Other C4 beneficiaries included Amber Films, the Black Audio Film Collective, Ceddo and Sankofa - the last three providing welcome evidence that black filmmaking in Britain was building on the roots laid down by Horace Ové the previous decade. Although mainstream British cinema seemed obsessed with the Raj, new voices from Asian communities emerged, notably Hanif Kureishi, whose My Beautiful Laundrette (d. Stephen Frears, 1985) was one of the decade's most memorable state-of-the-nation snapshots, and also struck a major blow for gay cinema. Even Anglo-Chinese filmmaking, moribund for many decades, sputtered briefly into life with Ping Pong (1986) and Soursweet (1988).
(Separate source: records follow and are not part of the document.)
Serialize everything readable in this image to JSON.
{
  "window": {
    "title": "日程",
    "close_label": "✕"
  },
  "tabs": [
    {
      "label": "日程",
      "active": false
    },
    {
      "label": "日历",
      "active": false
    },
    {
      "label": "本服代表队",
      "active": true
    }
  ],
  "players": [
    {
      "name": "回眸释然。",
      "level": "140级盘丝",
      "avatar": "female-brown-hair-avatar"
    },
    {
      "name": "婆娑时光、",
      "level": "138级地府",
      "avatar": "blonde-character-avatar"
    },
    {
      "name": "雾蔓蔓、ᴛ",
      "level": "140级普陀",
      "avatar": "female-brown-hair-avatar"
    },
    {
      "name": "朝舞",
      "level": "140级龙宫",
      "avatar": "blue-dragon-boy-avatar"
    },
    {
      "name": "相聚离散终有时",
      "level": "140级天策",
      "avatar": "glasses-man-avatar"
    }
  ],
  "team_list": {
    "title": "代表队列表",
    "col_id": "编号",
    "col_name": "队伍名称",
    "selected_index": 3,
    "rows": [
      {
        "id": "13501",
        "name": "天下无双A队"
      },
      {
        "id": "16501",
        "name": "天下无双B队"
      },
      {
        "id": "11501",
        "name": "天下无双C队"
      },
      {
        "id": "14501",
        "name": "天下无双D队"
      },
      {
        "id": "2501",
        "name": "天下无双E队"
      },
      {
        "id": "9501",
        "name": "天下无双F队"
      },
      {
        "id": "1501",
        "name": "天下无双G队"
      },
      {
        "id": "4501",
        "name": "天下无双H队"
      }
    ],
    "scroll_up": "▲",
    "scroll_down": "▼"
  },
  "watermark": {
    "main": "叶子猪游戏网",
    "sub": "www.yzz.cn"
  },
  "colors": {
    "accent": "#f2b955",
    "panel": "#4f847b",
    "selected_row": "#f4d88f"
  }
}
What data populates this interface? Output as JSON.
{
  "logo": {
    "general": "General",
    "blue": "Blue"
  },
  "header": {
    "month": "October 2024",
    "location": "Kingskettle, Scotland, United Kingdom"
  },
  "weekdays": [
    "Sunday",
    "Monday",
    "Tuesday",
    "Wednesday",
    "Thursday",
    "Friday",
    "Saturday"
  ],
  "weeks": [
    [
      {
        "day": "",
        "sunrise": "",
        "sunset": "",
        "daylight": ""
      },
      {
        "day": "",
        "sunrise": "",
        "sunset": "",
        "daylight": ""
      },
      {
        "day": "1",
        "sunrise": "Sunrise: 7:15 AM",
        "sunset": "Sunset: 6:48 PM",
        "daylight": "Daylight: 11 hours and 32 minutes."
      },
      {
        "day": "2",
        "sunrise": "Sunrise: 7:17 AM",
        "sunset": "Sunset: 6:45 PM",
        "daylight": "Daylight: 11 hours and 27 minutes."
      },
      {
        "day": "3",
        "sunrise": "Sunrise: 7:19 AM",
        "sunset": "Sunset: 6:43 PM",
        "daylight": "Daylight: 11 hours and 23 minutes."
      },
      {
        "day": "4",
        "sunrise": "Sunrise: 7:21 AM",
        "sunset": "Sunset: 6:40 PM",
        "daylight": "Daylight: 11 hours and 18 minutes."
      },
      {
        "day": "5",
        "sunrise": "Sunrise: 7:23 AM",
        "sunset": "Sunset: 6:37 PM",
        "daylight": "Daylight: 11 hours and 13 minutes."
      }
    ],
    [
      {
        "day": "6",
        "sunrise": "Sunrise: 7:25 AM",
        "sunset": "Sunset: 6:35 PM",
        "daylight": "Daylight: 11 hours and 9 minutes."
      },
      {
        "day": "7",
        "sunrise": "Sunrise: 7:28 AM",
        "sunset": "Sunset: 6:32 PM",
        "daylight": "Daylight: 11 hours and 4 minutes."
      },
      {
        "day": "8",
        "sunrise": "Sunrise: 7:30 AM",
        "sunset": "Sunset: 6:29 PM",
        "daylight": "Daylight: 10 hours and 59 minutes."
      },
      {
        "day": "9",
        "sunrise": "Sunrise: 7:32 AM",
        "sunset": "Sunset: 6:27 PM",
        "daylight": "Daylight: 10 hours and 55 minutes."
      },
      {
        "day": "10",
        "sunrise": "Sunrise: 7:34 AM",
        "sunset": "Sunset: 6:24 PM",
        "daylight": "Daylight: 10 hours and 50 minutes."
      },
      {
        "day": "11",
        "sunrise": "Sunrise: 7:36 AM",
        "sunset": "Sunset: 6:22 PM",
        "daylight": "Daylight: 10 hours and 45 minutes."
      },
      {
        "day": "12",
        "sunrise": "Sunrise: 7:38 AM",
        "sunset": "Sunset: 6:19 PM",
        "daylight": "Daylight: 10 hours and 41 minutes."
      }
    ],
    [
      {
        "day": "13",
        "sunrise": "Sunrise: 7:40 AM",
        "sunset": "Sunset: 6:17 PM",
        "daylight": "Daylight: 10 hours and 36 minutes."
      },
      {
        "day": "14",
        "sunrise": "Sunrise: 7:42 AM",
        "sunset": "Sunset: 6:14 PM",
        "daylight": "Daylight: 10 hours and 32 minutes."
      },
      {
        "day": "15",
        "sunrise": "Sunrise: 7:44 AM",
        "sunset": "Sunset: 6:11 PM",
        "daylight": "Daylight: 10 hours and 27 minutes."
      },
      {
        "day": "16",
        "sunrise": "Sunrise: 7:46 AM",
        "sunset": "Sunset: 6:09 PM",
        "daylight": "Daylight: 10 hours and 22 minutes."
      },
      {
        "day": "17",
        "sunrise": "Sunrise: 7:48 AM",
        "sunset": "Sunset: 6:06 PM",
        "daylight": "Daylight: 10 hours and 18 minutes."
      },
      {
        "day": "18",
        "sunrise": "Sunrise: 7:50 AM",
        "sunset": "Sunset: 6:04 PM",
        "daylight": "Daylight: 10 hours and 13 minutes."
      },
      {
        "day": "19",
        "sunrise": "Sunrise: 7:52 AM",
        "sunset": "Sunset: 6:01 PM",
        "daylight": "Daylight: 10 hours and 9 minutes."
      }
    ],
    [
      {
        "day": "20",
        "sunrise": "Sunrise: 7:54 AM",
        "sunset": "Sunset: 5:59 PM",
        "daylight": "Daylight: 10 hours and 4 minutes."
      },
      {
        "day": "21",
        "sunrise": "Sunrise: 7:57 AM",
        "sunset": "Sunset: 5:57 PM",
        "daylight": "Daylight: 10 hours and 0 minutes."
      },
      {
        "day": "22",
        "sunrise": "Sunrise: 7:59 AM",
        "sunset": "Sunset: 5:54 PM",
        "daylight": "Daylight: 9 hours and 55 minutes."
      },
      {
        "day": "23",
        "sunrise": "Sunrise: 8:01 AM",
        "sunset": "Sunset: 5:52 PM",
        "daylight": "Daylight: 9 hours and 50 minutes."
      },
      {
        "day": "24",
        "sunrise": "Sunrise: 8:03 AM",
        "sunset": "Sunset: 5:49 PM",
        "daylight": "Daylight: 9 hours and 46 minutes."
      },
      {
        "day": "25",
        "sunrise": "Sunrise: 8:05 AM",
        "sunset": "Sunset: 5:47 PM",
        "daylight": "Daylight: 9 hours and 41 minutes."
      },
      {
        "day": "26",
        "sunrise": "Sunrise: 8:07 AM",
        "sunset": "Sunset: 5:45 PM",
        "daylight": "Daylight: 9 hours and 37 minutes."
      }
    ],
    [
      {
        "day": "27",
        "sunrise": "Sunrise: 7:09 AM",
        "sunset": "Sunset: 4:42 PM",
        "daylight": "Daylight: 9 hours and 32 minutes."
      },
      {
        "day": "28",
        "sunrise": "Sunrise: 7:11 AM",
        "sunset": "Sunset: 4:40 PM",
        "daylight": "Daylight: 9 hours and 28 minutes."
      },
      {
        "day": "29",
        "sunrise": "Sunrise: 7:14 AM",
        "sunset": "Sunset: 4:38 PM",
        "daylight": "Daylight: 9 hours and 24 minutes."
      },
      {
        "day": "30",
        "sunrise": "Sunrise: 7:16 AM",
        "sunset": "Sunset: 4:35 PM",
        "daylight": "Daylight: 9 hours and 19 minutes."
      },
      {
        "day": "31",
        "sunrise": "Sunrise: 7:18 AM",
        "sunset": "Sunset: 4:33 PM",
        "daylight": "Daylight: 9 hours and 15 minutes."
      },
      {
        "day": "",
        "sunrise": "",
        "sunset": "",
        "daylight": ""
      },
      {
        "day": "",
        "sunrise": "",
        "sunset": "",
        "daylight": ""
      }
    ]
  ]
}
The 1980s also saw the start of what would become a genuine golden age of British animation, thanks to the enlightened patronage of organisations such as Channel Four and the BFI Production Board, which openly encouraged the kind of self-expression that had hitherto been much harder to slot in between bread-and-butter commercial commissions. Animators as diverse as Aardman and the Quay Brothers made major creative breakthroughs, while the decade's end saw the emergence of exceptional new talent such as Nick Park, David Anderson, Mark Baker and Joanna Quinn.

As is often the case throughout British film history, some of the decade's best films were made by foreigners, including David Lynch (The Elephant Man, 1980), John Landis (An American Werewolf in London, 1981), Jerzy Skolimowski (Moonlighting, 1982) and Nagisa Oshima (Merry Christmas Mr Lawrence, 1983). Prominent British directors who worked mainly abroad in the 1980s included Alan Parker, Alex Cox, Adrian Lyne, and the brothers Ridley and Tony Scott, while David Puttnam headed Columbia Pictures from 1986-88 - but this came to a premature end after one clash too many with the conservative Hollywood community. The British may have been coming, but building a lasting empire proved a bigger challenge.